Sunday, January 23, 2011

Frank's Flip=Flop

       Why all the fuss about item pricing?
        The new governor has reopened a can of worms that has been on the shelf, if you'll pardon the pun, since 1970.  The grocery folks never liked it it in the first place when then Attorney General Frank Kelley pushed the law.  It forced them to put a price on each and every item in the store.
        Labor unions were overjoyed because somebody had to do the work.
        And just as winter turns to spring, the A.G. would show up each year with the results of his market basket survey where he told the media that so and so stores were cheating consumers because they refused to follow the law.
       Ole Frank loved it.  Let's just say the local supermarket folks did not when they were caught red handed.
       So for years, the Chamber of Commerce and friends tried to undo what Mr. Kelley had done to no avail.
       Until now.
        Gov. Rick Snyder tossed some red meat to his friends in the business company when he pledged to repeal the item pricing law at a savings, he claims, of some $2 billion.
         One local newspaper reported the story and got thousands of hits on the Internet in opposition to the move.
         David Holtz, whose Progress Michigan liberal leaning group is fighting Mr. Snyder, points to a Consumer's Report suggesting 6% of all sales are rung up with the incorrect price.  In other words, consumers who are scrapping to put bread on the table may have to shell out extra bread to get it.
        But this battle is all but lost.  With 63 GOP votes in the House and 26 in the senate, if the governor can't push this through, he should pack it up and head back to Ann Arbor permanently.
        Holtz concedes, "the math is definitely in favor of passage."
        And to add insult to injury, even Mr. Kelley, turned lobbyist, has flip-flopped and Mr. Consumer advocate is now with his former enemies. He argues technology protects the buyers from mistakes.
       

4 Comments:

Anonymous Anonymous said...

This change will take the joy out of shopping. Nothing better than to go into to Wally World or wherever & purchase an item that is priced incorrect & inturn get a price refund difference & $5 on top of that. Where is this world gong to? Ha! Ha!
#*%@ Republicans.

January 23, 2011 at 6:43 AM 
Anonymous Anonymous said...

Did anyone ask Frank whether the $720,000 Walmart has paid him to get Item Pricing repealled in the last 12 years and the checks Frank still receives from his lobbying firm that still represents Walmart influence his position on Item Pricing?

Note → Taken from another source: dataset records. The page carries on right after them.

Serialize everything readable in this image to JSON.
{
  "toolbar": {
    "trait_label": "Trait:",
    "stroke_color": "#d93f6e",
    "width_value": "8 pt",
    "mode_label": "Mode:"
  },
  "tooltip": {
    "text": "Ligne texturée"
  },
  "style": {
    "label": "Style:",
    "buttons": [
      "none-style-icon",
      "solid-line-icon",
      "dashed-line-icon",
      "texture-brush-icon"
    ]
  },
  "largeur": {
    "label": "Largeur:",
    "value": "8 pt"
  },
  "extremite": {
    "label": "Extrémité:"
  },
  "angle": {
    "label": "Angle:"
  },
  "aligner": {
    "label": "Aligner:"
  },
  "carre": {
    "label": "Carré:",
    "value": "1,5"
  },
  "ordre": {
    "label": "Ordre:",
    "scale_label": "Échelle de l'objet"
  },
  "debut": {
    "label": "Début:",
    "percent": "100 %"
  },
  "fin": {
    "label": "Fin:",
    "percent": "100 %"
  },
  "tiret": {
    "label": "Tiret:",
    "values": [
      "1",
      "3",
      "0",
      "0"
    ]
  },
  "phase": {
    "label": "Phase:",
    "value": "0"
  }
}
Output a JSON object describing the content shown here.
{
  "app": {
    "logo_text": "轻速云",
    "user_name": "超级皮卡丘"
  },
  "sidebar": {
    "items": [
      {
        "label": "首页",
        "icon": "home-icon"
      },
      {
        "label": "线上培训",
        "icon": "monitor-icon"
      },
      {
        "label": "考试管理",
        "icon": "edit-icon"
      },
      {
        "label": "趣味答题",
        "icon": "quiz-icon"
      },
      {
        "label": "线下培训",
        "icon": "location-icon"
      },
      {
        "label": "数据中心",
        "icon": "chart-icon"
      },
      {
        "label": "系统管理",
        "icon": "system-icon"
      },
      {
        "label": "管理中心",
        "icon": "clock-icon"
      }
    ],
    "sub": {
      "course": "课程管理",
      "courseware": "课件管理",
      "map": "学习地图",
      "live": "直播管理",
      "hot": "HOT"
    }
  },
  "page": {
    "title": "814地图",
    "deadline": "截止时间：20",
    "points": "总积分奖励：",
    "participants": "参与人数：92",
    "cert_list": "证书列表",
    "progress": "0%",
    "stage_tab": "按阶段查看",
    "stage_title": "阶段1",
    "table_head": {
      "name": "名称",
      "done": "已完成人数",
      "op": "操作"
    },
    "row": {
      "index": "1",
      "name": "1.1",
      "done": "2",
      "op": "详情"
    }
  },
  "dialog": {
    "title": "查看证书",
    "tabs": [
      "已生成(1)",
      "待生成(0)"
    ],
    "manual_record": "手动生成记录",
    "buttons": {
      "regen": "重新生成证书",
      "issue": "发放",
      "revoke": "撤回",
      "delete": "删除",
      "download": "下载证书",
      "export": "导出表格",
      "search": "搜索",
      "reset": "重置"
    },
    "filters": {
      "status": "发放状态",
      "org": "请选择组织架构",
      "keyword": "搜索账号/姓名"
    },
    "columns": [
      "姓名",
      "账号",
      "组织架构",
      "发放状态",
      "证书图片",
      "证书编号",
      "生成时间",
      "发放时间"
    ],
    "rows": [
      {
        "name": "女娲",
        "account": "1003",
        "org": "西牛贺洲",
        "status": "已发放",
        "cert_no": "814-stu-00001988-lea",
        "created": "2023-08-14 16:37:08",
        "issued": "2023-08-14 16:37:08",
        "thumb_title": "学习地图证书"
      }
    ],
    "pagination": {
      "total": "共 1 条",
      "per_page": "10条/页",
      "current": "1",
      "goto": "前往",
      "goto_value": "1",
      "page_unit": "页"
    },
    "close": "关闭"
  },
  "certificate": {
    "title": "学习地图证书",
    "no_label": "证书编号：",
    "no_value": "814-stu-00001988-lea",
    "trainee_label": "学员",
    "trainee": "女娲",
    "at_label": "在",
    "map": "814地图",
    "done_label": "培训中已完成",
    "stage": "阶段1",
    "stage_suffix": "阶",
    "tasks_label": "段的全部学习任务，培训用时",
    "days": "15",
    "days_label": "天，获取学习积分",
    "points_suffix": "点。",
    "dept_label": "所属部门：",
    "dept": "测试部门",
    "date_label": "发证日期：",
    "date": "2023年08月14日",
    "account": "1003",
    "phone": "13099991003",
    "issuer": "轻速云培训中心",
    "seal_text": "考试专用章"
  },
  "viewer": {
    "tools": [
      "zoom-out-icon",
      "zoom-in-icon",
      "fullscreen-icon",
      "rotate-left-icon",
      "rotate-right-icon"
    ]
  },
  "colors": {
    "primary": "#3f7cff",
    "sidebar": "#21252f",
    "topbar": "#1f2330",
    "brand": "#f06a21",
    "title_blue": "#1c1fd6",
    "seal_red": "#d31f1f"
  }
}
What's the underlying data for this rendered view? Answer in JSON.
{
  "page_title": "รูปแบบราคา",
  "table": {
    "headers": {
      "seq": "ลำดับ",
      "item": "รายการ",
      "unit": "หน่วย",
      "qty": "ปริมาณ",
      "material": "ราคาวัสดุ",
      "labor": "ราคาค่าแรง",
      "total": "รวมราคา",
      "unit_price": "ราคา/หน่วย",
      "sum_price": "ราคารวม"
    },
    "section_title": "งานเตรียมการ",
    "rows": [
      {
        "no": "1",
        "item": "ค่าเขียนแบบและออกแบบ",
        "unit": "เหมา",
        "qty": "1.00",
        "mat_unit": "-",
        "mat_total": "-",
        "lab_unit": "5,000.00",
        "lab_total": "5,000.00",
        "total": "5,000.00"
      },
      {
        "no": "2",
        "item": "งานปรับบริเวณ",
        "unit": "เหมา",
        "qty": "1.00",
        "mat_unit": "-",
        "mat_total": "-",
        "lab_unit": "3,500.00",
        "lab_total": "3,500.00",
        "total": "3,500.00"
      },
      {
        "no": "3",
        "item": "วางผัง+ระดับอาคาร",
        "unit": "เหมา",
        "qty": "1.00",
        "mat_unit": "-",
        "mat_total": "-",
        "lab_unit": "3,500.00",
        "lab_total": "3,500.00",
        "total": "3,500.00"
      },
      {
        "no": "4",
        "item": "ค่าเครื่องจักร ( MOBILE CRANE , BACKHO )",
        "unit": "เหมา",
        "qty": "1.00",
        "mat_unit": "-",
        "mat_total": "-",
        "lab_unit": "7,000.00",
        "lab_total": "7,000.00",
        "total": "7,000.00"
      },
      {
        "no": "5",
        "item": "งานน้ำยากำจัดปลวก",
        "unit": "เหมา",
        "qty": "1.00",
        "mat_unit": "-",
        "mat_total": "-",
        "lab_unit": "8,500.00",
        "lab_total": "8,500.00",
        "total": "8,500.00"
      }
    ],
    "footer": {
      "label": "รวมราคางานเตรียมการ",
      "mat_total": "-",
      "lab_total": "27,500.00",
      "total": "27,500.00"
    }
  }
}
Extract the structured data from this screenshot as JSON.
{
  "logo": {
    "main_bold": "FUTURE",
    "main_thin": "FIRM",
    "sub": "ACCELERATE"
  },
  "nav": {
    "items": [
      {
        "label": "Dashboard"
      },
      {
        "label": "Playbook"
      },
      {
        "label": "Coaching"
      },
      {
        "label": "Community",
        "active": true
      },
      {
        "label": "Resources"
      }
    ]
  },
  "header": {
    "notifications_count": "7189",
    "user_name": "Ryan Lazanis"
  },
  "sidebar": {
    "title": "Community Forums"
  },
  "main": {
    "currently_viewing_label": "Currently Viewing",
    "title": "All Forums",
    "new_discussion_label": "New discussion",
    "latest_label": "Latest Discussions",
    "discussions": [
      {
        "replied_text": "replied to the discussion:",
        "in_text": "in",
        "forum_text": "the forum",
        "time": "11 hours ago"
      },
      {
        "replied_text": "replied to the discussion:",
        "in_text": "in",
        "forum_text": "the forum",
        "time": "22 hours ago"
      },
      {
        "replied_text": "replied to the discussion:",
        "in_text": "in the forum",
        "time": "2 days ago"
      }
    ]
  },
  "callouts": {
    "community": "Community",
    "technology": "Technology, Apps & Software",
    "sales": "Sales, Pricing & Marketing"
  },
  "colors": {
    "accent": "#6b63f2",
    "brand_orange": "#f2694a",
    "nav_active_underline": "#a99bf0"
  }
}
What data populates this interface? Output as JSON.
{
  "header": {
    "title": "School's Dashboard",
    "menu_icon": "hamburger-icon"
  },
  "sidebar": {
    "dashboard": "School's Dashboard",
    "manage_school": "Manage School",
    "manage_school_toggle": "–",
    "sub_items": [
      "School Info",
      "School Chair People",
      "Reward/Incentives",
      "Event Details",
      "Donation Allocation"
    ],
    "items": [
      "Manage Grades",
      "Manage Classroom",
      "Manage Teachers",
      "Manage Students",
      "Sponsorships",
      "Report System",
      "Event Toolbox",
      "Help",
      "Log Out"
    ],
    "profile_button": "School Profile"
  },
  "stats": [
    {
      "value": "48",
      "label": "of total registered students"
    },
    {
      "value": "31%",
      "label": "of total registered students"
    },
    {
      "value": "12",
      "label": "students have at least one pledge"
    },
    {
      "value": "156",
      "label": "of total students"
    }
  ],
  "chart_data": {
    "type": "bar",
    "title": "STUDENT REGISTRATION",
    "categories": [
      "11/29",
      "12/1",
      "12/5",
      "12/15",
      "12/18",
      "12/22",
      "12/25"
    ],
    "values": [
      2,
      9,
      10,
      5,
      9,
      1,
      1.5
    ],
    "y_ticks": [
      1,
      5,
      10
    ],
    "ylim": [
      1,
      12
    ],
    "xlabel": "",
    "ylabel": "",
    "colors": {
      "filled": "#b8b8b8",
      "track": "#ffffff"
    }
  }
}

Even with 5 face lifts, make up and mascara on his eyebrows there are few things uglier than an old whore like Frank Kelley. The journalists who wrote this and failed to ask Frank how much he charges for this kind of trick. Some journalist...

January 23, 2011 at 6:43 AM 
Blogger marv rein said...

??help from the " Chamber of Commence "??
Just one of the members,of the Troy's Chamber,,home of many businesses to Big to fail, one member handed out over 2 billion in bonus money, in one day..HOW did that help the state??

January 23, 2011 at 3:09 PM 
Blogger Amy B said...

Seems to me changing one's position on an issue 30 years later is not exactly a flip-flop. Retail technology HAS come a long way since 1970, and Michigan IS the last state in the country to still require item-pricing (in our current format.) I'm not sure when Kelley changed his mind on this publicly, but regardless of lobbyist efforts on this issue, it seems quite reasonable to me that a law that WAS useful and protective in 1970 is no longer so, given the huge advances in technology since then.